We thought YogaPop had already reached new heights. Meet the new yoga geeks! The nouveau riche yoga geeks from Silicon Valley with $9 million in their back pockets from investors, and the gall to name their new software start-up Asana. We kid you not! Who are these punks? Why ex-facebook nerds Dustin Moskovitz (fb co-founder) and Justin Rosenstein, and they’re ready to streamline your company with a new productivity-enhancing “telepathic” software! Wha?
While intentionally vague about how the Asana software will work, the two are very clear as to what they want it to do: help people collaborate and better manage their time in an office (and eventually home) environment, where there are a lot of tasks and too much information coming at workers. Put another way, they want it to enable everyone on a team to read each other’s minds and act accordingly.
Cool. And, uh, like yoga we guess? Quieting the fluctuations of the collective office mind?
With a name like Asana it better be an awesome place to work right? If you thought Google-land might be fun, here are Asana’s ideas of perks, which that $9 mil will come in handy for. From the company website:
- Small company with respectful, rational, chill peers. We are as dedicated to building a great culture as we are to building a great product.

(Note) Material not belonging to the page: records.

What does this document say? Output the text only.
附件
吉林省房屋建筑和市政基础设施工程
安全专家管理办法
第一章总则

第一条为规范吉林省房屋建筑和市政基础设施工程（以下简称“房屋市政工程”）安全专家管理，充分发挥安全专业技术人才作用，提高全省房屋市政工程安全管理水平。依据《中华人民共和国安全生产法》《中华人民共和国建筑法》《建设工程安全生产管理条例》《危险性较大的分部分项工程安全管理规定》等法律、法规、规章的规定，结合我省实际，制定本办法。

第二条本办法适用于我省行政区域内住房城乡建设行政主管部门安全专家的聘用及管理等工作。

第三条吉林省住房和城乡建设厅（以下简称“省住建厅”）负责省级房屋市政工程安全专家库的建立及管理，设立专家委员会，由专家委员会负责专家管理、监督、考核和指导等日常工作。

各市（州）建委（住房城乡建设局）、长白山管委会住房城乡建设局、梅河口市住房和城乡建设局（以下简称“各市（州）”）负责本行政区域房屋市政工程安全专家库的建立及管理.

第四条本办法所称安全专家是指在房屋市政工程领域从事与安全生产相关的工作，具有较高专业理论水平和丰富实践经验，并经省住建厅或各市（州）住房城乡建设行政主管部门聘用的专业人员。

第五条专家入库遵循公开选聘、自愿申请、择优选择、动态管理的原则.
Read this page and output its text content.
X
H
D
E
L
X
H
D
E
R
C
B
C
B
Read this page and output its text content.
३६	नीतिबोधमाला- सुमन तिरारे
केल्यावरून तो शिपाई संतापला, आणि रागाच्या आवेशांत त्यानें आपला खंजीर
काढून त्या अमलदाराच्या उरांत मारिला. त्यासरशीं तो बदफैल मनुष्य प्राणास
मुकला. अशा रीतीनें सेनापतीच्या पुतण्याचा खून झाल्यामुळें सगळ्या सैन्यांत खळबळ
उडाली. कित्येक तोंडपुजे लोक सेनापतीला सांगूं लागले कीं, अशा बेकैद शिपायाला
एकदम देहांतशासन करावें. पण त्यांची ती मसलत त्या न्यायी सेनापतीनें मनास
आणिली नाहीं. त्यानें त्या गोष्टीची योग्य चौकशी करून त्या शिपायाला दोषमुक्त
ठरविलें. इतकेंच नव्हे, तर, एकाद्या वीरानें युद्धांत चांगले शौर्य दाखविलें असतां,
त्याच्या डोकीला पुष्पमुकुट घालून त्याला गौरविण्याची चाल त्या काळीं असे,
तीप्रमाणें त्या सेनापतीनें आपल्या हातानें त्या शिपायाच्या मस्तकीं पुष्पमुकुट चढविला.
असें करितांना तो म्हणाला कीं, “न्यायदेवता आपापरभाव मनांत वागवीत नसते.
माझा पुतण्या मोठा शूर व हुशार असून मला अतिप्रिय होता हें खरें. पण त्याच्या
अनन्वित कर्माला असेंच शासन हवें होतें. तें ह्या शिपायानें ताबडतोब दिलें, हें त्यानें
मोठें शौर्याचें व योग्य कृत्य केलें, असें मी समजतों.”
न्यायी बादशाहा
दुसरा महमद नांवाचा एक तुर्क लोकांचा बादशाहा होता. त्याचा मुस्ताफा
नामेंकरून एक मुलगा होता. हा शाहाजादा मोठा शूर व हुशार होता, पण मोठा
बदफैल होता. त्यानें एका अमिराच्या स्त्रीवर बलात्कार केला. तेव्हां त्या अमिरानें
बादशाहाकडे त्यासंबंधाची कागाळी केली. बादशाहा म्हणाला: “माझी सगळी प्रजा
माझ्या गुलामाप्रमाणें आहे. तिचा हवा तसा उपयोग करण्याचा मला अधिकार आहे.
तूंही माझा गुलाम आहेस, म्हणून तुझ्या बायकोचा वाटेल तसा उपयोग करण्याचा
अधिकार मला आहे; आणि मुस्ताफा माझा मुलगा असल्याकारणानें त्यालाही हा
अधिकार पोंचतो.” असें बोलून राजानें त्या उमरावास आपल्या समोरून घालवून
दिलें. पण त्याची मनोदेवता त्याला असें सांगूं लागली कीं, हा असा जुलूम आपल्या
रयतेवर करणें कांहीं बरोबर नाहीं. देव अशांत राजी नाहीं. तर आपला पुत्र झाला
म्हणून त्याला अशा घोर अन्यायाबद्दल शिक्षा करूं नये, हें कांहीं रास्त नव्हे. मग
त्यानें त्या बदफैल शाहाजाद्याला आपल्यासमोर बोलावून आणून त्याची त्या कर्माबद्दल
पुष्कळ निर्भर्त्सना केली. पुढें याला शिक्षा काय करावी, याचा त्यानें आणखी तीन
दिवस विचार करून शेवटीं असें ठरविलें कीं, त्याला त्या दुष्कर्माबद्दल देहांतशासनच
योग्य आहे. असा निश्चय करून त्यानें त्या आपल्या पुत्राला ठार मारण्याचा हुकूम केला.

- Medical, dental, vision and life insurance coverage.
- In-house yoga. Every week we do yoga as a group, including +1s, with a private instructor. (Optional, but pretty awesome.)
- Organic homecooked meals twice a day.
- Three 30″ monitors. Actually, we let you spend up to $10K on your setup, however you think best.
Um ok, do they need any yogadorks in-house? Though we find the exploitation of yoga for a software company slightly irksome we applaud their vision and at least somewhat of an adherence to a yogic lifestyle. While we YDers know it to translate as “posture” or “seat”, why they chose the word “asana” we have no idea. Guess Prana was already taken?
What about vinyasa? Sadhana? Abhyasa? Samadhi? Svadhyaya? Just sayin’!